Sex, Feasts & Gossip
No, people, I’m not talking about the Playboy Mansion, but about Japan a 1000 years ago. In the beginning of last millennium the aristocracy of Heian Kyo (Kyoto nowadays) created their own little isolated world and went completely decadent. Still, compared to the rulers in the West, they did it in a most refined and elevated way.
That’s what I discovered in ‘The World of the Shining Prince, Court Life in Ancient Japan’ by Ivan Morris. He made a magnifiscent study about the world of The Tale of Genji by Murasaki Shikibu, which is still considered by many as the best work of fiction in Japanese literature. Way to go for a woman who lived in a world ruled by men a millennium ago!
There is so much to tell about the book, so I decided to make my Top 10 of weird/cool things at the Japanese court around the year 1000.
#10 Who’s becoming Japan’s next…
Without internet or tv, the Japanese nobles had to find other ways of entertainment. That’s why they made contests for everything: music, fashion, dance, pets, flower arrangements and even making your own perfumes. They did it all before Idols, ANTM or Dancing with the Stars. And to make it more interesting they gambled their butts off with every contest.
#9 Reeeemiiixx! : Religions
Unlike today’s mess with religious clashes, the Japanese had no problem mixing religions. Celebrating a Buddhist holiday with Confucian rituals in a Shinto temple? Why not!
#8 A banquet for every law
The leading class in ancient Japan knew how to party. With every new law the emperor organized a gigantic banquet, which actually became the official procedure to make it legal.
#7 Warrior monks
The Japanese monks were no pussies. They were real warriors and often descended from their mighty temples in the hills to attack the capital.
#6 Bitch fights on ox carriages
The pretty carriages of the nobles weren’t pulled by horses, but by oxes! Even back then, the capital had some serious traffic jams and the aristocratic ladies didn’t always remain that civilized. No middle fingers for these women, but real hair-pulling bitch fights!
#5 Foxes in disguise
From oxes to foxes. In supersticious Japan, people believed foxes could take human shape to trick people into their traps. ‘Wow, what a hot girl!’ Better think twice!
#4 Gossip Girls
The main goal for every Japanese aristocratic girl was to climb the social ladder through marriage. That’s why every girl was thinking 24/7 about what we now call ‘personal branding’ on the one hand and on the other hand about destroying the image of her competitors. It was THE system that made gossip into an art form. Blair Waldorf has got nothing on these bitc…, uhm I mean ‘ladies’.
#3 Pimp my letter
The upper class of Heian Kyo compensated their lack of cell phones and text messages with extreme forms of letter pimping. The colour and texture of the paper and ink, the calligraphy and drawings, their own crafted perfumes… everything had to be customized, even for the most random messages. They even added blossoms, flowers, twigs or other objects that reflected the tone and form of the letter. When it came to the writing itself: poetry was the only acceptable form and insinuations, insiders and metaphors were an absolute must.

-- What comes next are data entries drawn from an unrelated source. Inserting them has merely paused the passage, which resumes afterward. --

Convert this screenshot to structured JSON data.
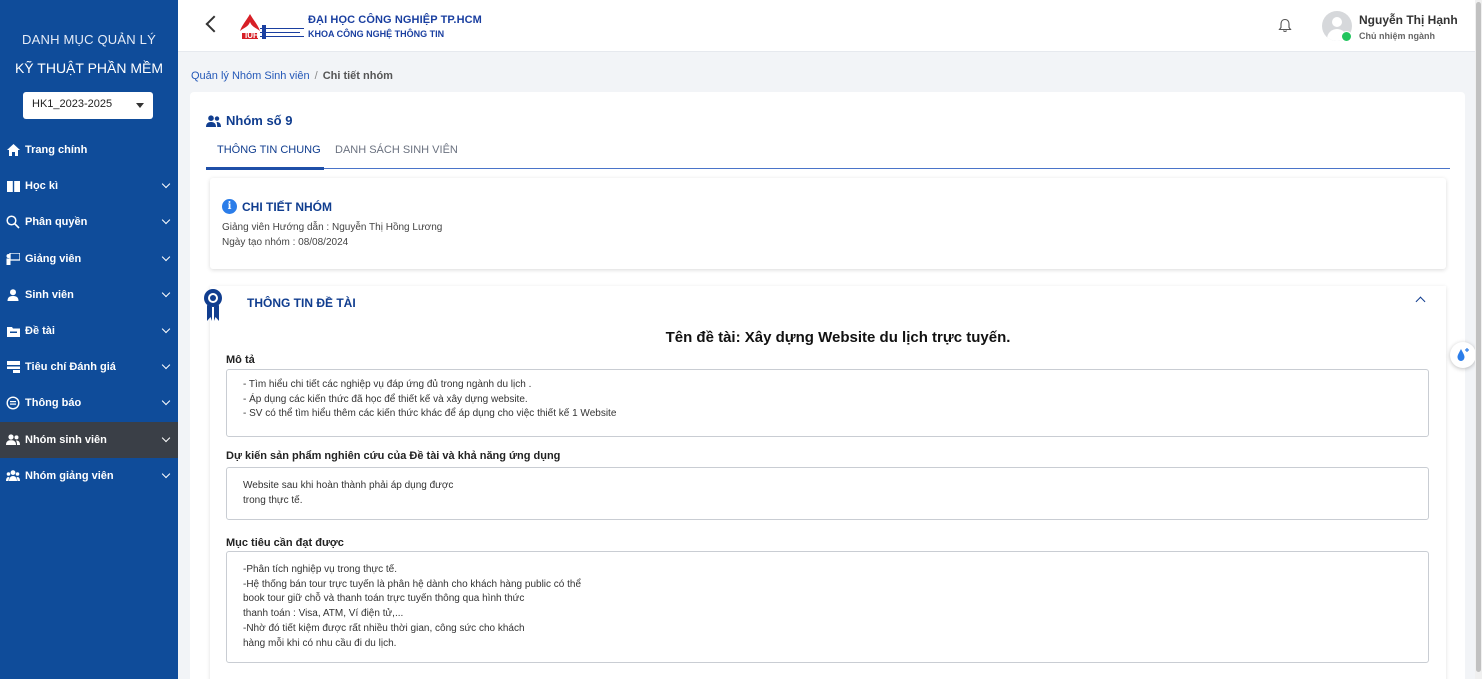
{
  "sidebar": {
    "title_line1": "DANH MỤC QUẢN LÝ",
    "title_line2": "KỸ THUẬT PHẦN MỀM",
    "semester": "HK1_2023-2025",
    "items": [
      {
        "label": "Trang chính",
        "icon": "home-icon",
        "has_submenu": false
      },
      {
        "label": "Học kì",
        "icon": "book-icon",
        "has_submenu": true
      },
      {
        "label": "Phân quyền",
        "icon": "key-search-icon",
        "has_submenu": true
      },
      {
        "label": "Giảng viên",
        "icon": "teacher-icon",
        "has_submenu": true
      },
      {
        "label": "Sinh viên",
        "icon": "user-icon",
        "has_submenu": true
      },
      {
        "label": "Đề tài",
        "icon": "folder-icon",
        "has_submenu": true
      },
      {
        "label": "Tiêu chí Đánh giá",
        "icon": "criteria-icon",
        "has_submenu": true
      },
      {
        "label": "Thông báo",
        "icon": "message-icon",
        "has_submenu": true
      },
      {
        "label": "Nhóm sinh viên",
        "icon": "group-icon",
        "has_submenu": true,
        "active": true
      },
      {
        "label": "Nhóm giảng viên",
        "icon": "lecturer-group-icon",
        "has_submenu": true
      }
    ]
  },
  "header": {
    "university_name": "ĐẠI HỌC CÔNG NGHIỆP TP.HCM",
    "faculty_name": "KHOA CÔNG NGHỆ THÔNG TIN",
    "user_name": "Nguyễn Thị Hạnh",
    "user_role": "Chủ nhiệm ngành"
  },
  "breadcrumb": {
    "parent": "Quản lý Nhóm Sinh viên",
    "separator": "/",
    "current": "Chi tiết nhóm"
  },
  "group": {
    "title": "Nhóm số 9",
    "tabs": [
      "THÔNG TIN CHUNG",
      "DANH SÁCH SINH VIÊN"
    ],
    "active_tab": 0
  },
  "detail": {
    "heading": "CHI TIẾT NHÓM",
    "advisor": "Giảng viên Hướng dẫn : Nguyễn Thị Hồng Lương",
    "created": "Ngày tạo nhóm : 08/08/2024"
  },
  "topic": {
    "heading": "THÔNG TIN ĐỀ TÀI",
    "name": "Tên đề tài: Xây dựng Website du lịch trực tuyến.",
    "description_label": "Mô tả",
    "description": "- Tìm hiểu chi tiết các nghiệp vụ đáp ứng đủ trong ngành du lịch .\n- Áp dụng các kiến thức đã học để thiết kế và xây dựng website.\n- SV có thể tìm hiểu thêm các kiến thức khác để áp dụng cho việc thiết kế 1 Website",
    "expected_label": "Dự kiến sản phẩm nghiên cứu của Đề tài và khả năng ứng dụng",
    "expected": "Website sau khi hoàn thành phải áp dụng được\ntrong thực tế.",
    "goals_label": "Mục tiêu cần đạt được",
    "goals": "-Phân tích nghiệp vụ trong thực tế.\n-Hệ thống bán tour trực tuyến là phân hệ dành cho khách hàng public có thể\nbook tour giữ chỗ và thanh toán trực tuyến thông qua hình thức\n thanh toán : Visa, ATM, Ví điện tử,...\n-Nhờ đó tiết kiệm được rất nhiều thời gian, công sức cho khách\nhàng mỗi khi có nhu cầu đi du lịch."
  },
  "colors": {
    "sidebar_bg": "#0f4c9a",
    "active_item_bg": "#3a3f47",
    "accent": "#103d8f",
    "online": "#22c55e"
  }
}
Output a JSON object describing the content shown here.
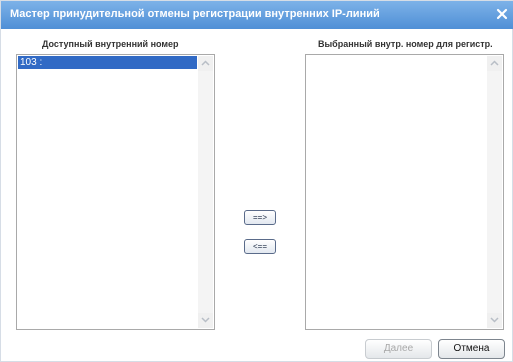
{
  "dialog": {
    "title": "Мастер принудительной отмены регистрации внутренних IP-линий"
  },
  "available": {
    "label": "Доступный внутренний номер",
    "items": [
      "103 :"
    ]
  },
  "selected": {
    "label": "Выбранный внутр. номер для регистр.",
    "items": []
  },
  "controls": {
    "add_label": "==>",
    "remove_label": "<=="
  },
  "footer": {
    "next_label": "Далее",
    "cancel_label": "Отмена"
  },
  "colors": {
    "titlebar": "#5a97dc",
    "selection": "#316ac5"
  }
}
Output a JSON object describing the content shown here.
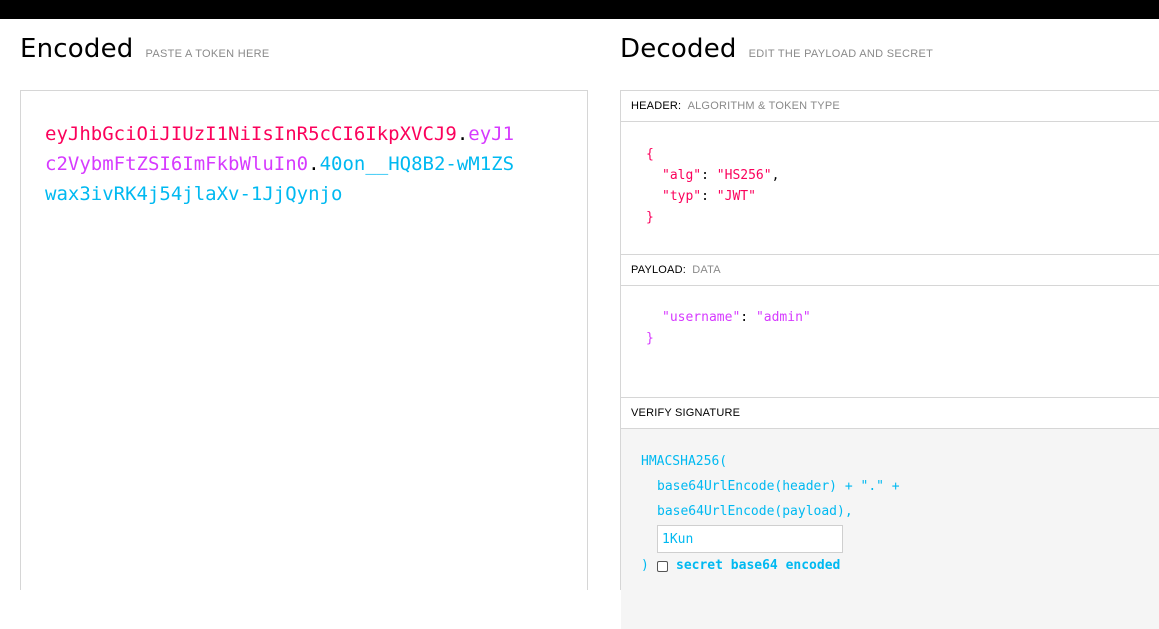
{
  "encoded": {
    "title": "Encoded",
    "subtitle": "PASTE A TOKEN HERE",
    "token": {
      "header": "eyJhbGciOiJIUzI1NiIsInR5cCI6IkpXVCJ9",
      "payload": "eyJ1c2VybmFtZSI6ImFkbWluIn0",
      "signature": "40on__HQ8B2-wM1ZSwax3ivRK4j54jlaXv-1JjQynjo",
      "dot": "."
    }
  },
  "decoded": {
    "title": "Decoded",
    "subtitle": "EDIT THE PAYLOAD AND SECRET",
    "header_section": {
      "label": "HEADER:",
      "sub": "ALGORITHM & TOKEN TYPE",
      "open_brace": "{",
      "close_brace": "}",
      "alg_key": "\"alg\"",
      "alg_value": "\"HS256\"",
      "typ_key": "\"typ\"",
      "typ_value": "\"JWT\""
    },
    "payload_section": {
      "label": "PAYLOAD:",
      "sub": "DATA",
      "username_key": "\"username\"",
      "username_value": "\"admin\"",
      "close_brace": "}"
    },
    "verify_section": {
      "label": "VERIFY SIGNATURE",
      "line1": "HMACSHA256(",
      "line2": "base64UrlEncode(header) + \".\" +",
      "line3": "base64UrlEncode(payload),",
      "secret_value": "1Kun",
      "close_paren": ")",
      "checkbox_label": "secret base64 encoded",
      "checkbox_checked": false
    }
  },
  "colors": {
    "header": "#fb015b",
    "payload": "#d63aff",
    "signature": "#00b9f1"
  }
}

#2 Random sex in the darkroom
Both men and women could have several bed partners at the same time and everybody was fine with that. In addition, the women’s rooms were permanently shaded because of the use of curtains, which led many a time to sexual encounters between people who weren’t even sure who the other one was.
#1 Children & ghost emperors
The Japanese emperors in those days were hardly ever old, wise men. Most of the time, they were boys or young teenagers who were too busy with ceremonial tasks to be able to actually lead Japan. That was done by the mighty Fujiwara family, who’s daughters also often became the empresses.
Another weird thing about the emperors, is that some were ghosts. The Japanese believed that ghosts could bring bad luck and haunt people, so to sooth them, they were promoted to high titles. Even the highest title of Emperor!
This is only a selection of the things I learned through ‘The World of the Shining Prince, Court Life in Ancient Japan’. If you’re interested, read the book yourself. You won’t have the feeling at all that you’re reading an academic work. It’s pure fun, with juicy pieces of information.